You would think that after meeting my husband to be, knowing for sure he was the one for me, it really should have been plain sailing from then on - shouldn't it?
The first slight spanner that I had constructed was my sisters wedding. Not wanting to go alone I had requested the company of my last boyfriend (before becoming a Christian). That was fine at the time - now though I had a BOYFRIEND! I didn't feel I had any right to not take the first person I had asked, but definitely did not want to leave the REAL one behind. So the first not taking the hint - I ended up taking both!! They were both in the know about each other, I hid nothing, and spent the whole day trying not to make either feel uncomfortable, therein giving myself plenty of unnecessary stress.
The second slightly bigger spanner that emerged was that my boyfriend, could not ever imagine himself getting married and definitely not having children (there were a lot of very good reasons for this, but that is his story to tell not mine). Boy that was tough, I could never imagine my life without these things. I will be eternally grateful to some wise mentors who helped us both through this period. It lasted almost a year with no visible (I know realise there was plenty of invisible) movement in each others desires - that was very hard going. Trusting God through this time was sooooo difficult, it was the first time that I really felt under pressure to keep trusting. His Grace though gave me the strength.
Peer pressure was also prevalent at this time.
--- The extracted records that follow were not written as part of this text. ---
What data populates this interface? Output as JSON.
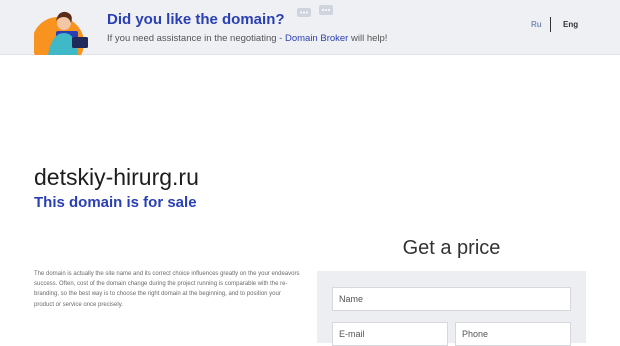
{
  "banner": {
    "title": "Did you like the domain?",
    "subtitle_before": "If you need assistance in the negotiating - ",
    "subtitle_link": "Domain Broker",
    "subtitle_after": " will help!"
  },
  "languages": {
    "ru": "Ru",
    "eng": "Eng"
  },
  "main": {
    "domain": "detskiy-hirurg.ru",
    "sale_text": "This domain is for sale",
    "description": "The domain is actually the site name and its correct choice influences greatly on the your endeavors success. Often, cost of the domain change during the project running is comparable with the re-branding, so the best way is to choose the right domain at the beginning, and to position your product or service once precisely."
  },
  "form": {
    "title": "Get a price",
    "name_placeholder": "Name",
    "email_placeholder": "E-mail",
    "phone_placeholder": "Phone"
  },
  "colors": {
    "accent": "#2a3fb3",
    "banner_bg": "#eef0f4",
    "panel_bg": "#edeef2"
  }
}
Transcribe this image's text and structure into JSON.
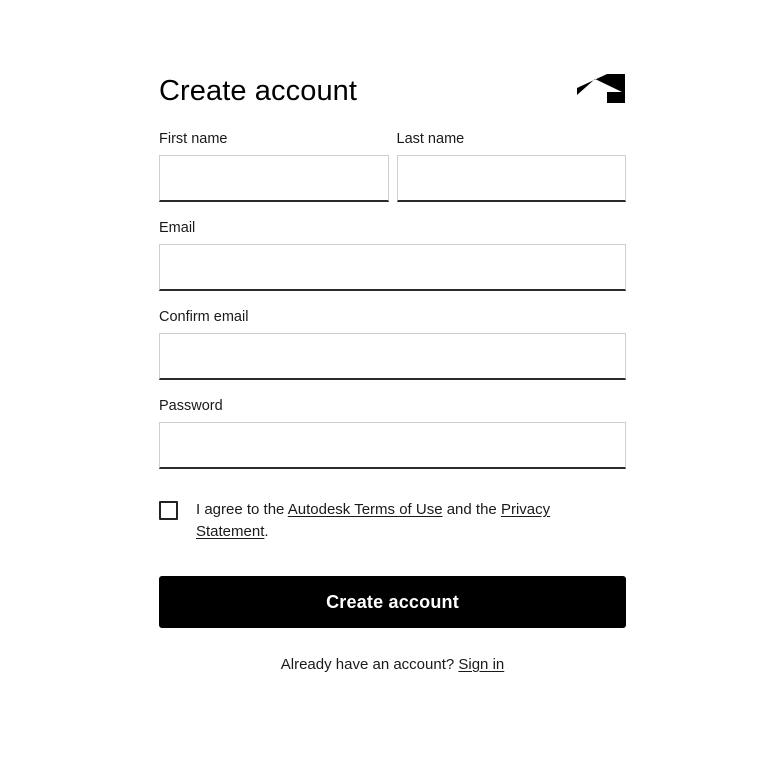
{
  "page": {
    "background_color": "#ffffff",
    "title": "Create account"
  },
  "brand": {
    "logo_name": "autodesk-logo",
    "logo_color": "#000000"
  },
  "form": {
    "first_name": {
      "label": "First name",
      "value": "",
      "placeholder": ""
    },
    "last_name": {
      "label": "Last name",
      "value": "",
      "placeholder": ""
    },
    "email": {
      "label": "Email",
      "value": "",
      "placeholder": ""
    },
    "confirm_email": {
      "label": "Confirm email",
      "value": "",
      "placeholder": ""
    },
    "password": {
      "label": "Password",
      "value": "",
      "placeholder": ""
    }
  },
  "terms": {
    "checked": false,
    "text_before": "I agree to the ",
    "link_terms": "Autodesk Terms of Use",
    "text_between": " and the ",
    "link_privacy": "Privacy Statement",
    "text_after": "."
  },
  "actions": {
    "submit_label": "Create account",
    "submit_bg": "#000000",
    "submit_fg": "#ffffff"
  },
  "footer": {
    "prompt": "Already have an account?",
    "signin_label": "Sign in"
  }
}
Not that my peers were putting pressure on me, I realise that I was actually putting the pressure on myself. Watching friends getting married just made me feel as though I was getting left behind - how positively silly this sounds now. It was also around this time that some friends were starting to have babies - and I wanted one!!!
Strange when you look back on incidences like this, I can still feel some of the pain that I was feeling then. If only I was perfect then I wouldn't still have to go through experiences to learn how to trust my God more than I do already.